Bilim etikçileri, bilim insanının iki tür sorumluluğu olduğunu kabul eder: iç sorumluluk ve dış sorumluluk. İç sorumluluk, bilimle uğraşan kişinin, uğraş alanının konusunu oluşturan araştırma ve çalışmalarda elde edilen bulguların gerçeği yansıtmasını sağlaması, o alana yönelik evrensel kabul görmüş uluslararası standartlara uygun yol ve yöntemler kullanması gerektiği anlamına gelir. Bilim insanının iç sorumluluğunun kapsamına, üzerinde çalışılan verilerin maniple edilmemesi, bulguların herkes tarafından sınanabilir nitelikte olması, başta ortaya konan varsayımların sürekli deney ve gözleme tabi tutularak doğrulanması veya yanlışlanması girer. Bilim etikçilerinin kabul ettiği diğer sorumluluk olan dış sorumluluk ise bilim insanının toplumuna karşı sahip olduğu yükümlülüklerden oluşur. Bilim insanı, üzerinde çalıştığı projenin muhtemel riskleri hakkında bilgi vermeli, kötüye kullanımının önüne geçmeli, zararlı sonuçlar doğuracak araştırmalardan vazgeçmelidir.

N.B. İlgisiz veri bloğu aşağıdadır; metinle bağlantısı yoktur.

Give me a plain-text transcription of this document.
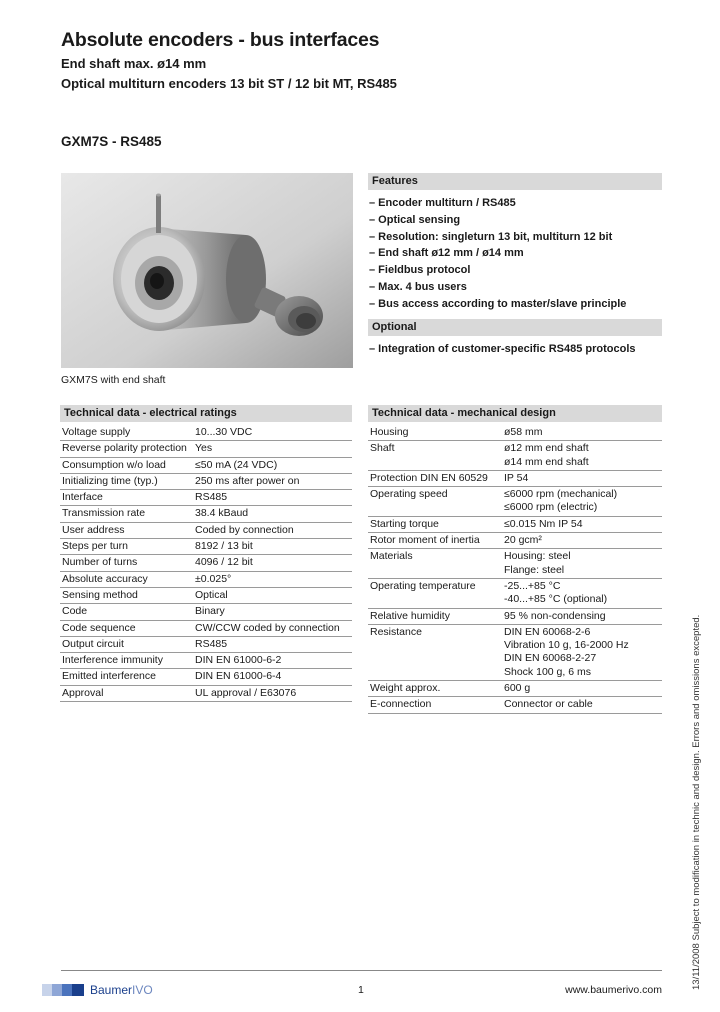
Absolute encoders - bus interfaces
End shaft max. ø14 mm
Optical multiturn encoders 13 bit ST / 12 bit MT, RS485
GXM7S - RS485
GXM7S with end shaft
Features
– Encoder multiturn / RS485
– Optical sensing
– Resolution: singleturn 13 bit, multiturn 12 bit
– End shaft ø12 mm / ø14 mm
– Fieldbus protocol
– Max. 4 bus users
– Bus access according to master/slave principle
Optional
– Integration of customer-specific RS485 protocols
Technical data - electrical ratings
Voltage supply	10...30 VDC
Reverse polarity protection	Yes
Consumption w/o load	≤50 mA (24 VDC)
Initializing time (typ.)	250 ms after power on
Interface	RS485
Transmission rate	38.4 kBaud
User address	Coded by connection
Steps per turn	8192 / 13 bit
Number of turns	4096 / 12 bit
Absolute accuracy	±0.025°
Sensing method	Optical
Code	Binary
Code sequence	CW/CCW coded by connection
Output circuit	RS485
Interference immunity	DIN EN 61000-6-2
Emitted interference	DIN EN 61000-6-4
Approval	UL approval / E63076
Technical data - mechanical design
Housing	ø58 mm
Shaft	ø12 mm end shaft
ø14 mm end shaft
Protection DIN EN 60529	IP 54
Operating speed	≤6000 rpm (mechanical)
≤6000 rpm (electric)
Starting torque	≤0.015 Nm IP 54
Rotor moment of inertia	20 gcm²
Materials	Housing: steel
Flange: steel
Operating temperature	-25...+85 °C
-40...+85 °C (optional)
Relative humidity	95 % non-condensing
Resistance	DIN EN 60068-2-6
Vibration 10 g, 16-2000 Hz
DIN EN 60068-2-27
Shock 100 g, 6 ms
Weight approx.	600 g
E-connection	Connector or cable	13/11/2008 Subject to modification in technic and design. Errors and omissions excepted.
Baumer IVO	1	www.baumerivo.com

Çevre etiğinin normları nelerdir?
- İnsanın ve gelişmiş hayvanların türsel varlığının tehlikeye atılmaması, bütün bir canlılar âleminin bir bütün olarak birarada yaşamasını sağlama
- İnsan onuruna yaraşır bir varoluşun gelecekte tehlikeye düşmesine yol açacak davranışlardan kaçınma
- Hâlihazırda sahip olduğumuz doğal ve kültürel kaynakların korunması, geliştirilmesi, sürekli hâle getirilmesi
- Bütün bu normların daha kolay hayata geçirilebilmesi için devlet kurumları ve sivil toplum kuruluşları ile işbirliğine gidilmesi
- Yetişmekte olan kuşakların bu normlar konusunda eğitilmesi
Barış etiği nedir?
Barış etiği aslında, temel ilkesi adalet olan bir siyasal etiktir. Dünya üzerinde yaşayan tüm bir insanlığın barış içerisinde yaşamasını mümkün kılacak evrensel geçerliliği olan dayanışmacı bir adalet anlayışının hayata geçirilmesini amaçlayan bu tür bir siyasal etiğe duyulan ihtiyaçtan kaynaklanır.